QUOTE(John Bigboote @ Apr 5 2009, 11:09 AM)

Sweet... what would happen if you put a 'rudder' in the middle of the force, like a ship...would that provide steerage?
Yes actually it would! Newton is amazing. The force pushing the car controls the motion of the center of the newton chain, the body of the car. The way a force effects newton is by pushing the center of mass of the dynamic object towards the center of the force. Since forward motion is controlled by the first object in the chain or the parent of the chain I could steer it by adding a different parent above the body that could be rotated or shifted to change it's center causing the force to push it in a different direction. I did some experimenting with rotating the force at various keys. Trouble is the front wheels are "locked" in a forward position. There is no steering. Just like real physics a car won't "turn" if the wheels stay straight. It sort of slides and drags slowing it down. In wire frame mode I can see that the wheels pretty much rotate in one direction... not totally. There is 1 degree of twist. If you set the twist of a newton chain object to 0 it's equal to 100%. I wish there was a way to set that value to 0. One degree isn't much but it still has an effect and if each joint in the chain has 1 degree it adds up.

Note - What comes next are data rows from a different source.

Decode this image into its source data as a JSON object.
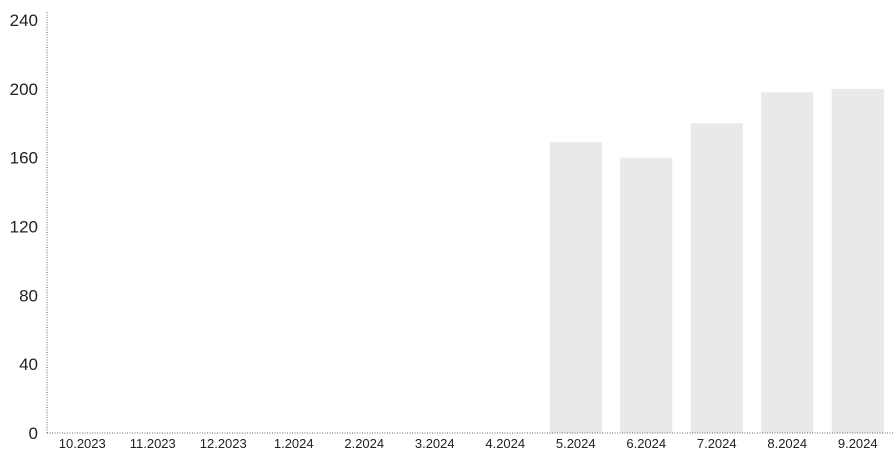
{
  "chart_data": {
    "type": "bar",
    "categories": [
      "10.2023",
      "11.2023",
      "12.2023",
      "1.2024",
      "2.2024",
      "3.2024",
      "4.2024",
      "5.2024",
      "6.2024",
      "7.2024",
      "8.2024",
      "9.2024"
    ],
    "values": [
      0,
      0,
      0,
      0,
      0,
      0,
      0,
      169,
      160,
      180,
      198,
      200
    ],
    "ylim": [
      0,
      240
    ],
    "yticks": [
      0,
      40,
      80,
      120,
      160,
      200,
      240
    ],
    "title": "",
    "xlabel": "",
    "ylabel": "",
    "grid": false,
    "bar_color": "#e9e9e9"
  }
}
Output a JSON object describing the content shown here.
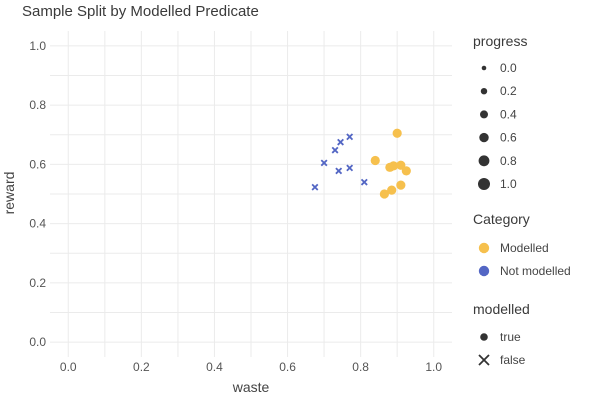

I originally had the car up higher with a "springy suspension". But the combined 1 degree rotations caused it to settle too far. Then I added cross bars on the axels to keep them from moving too much... then it got too complex so I went with a simple single axle across through toruses under the car. I need to make that connection swivel so it can turn. I probably don't need those "hooks" for the axles anyway since it it chained under the car. It keeps it from meandering off in all directions though.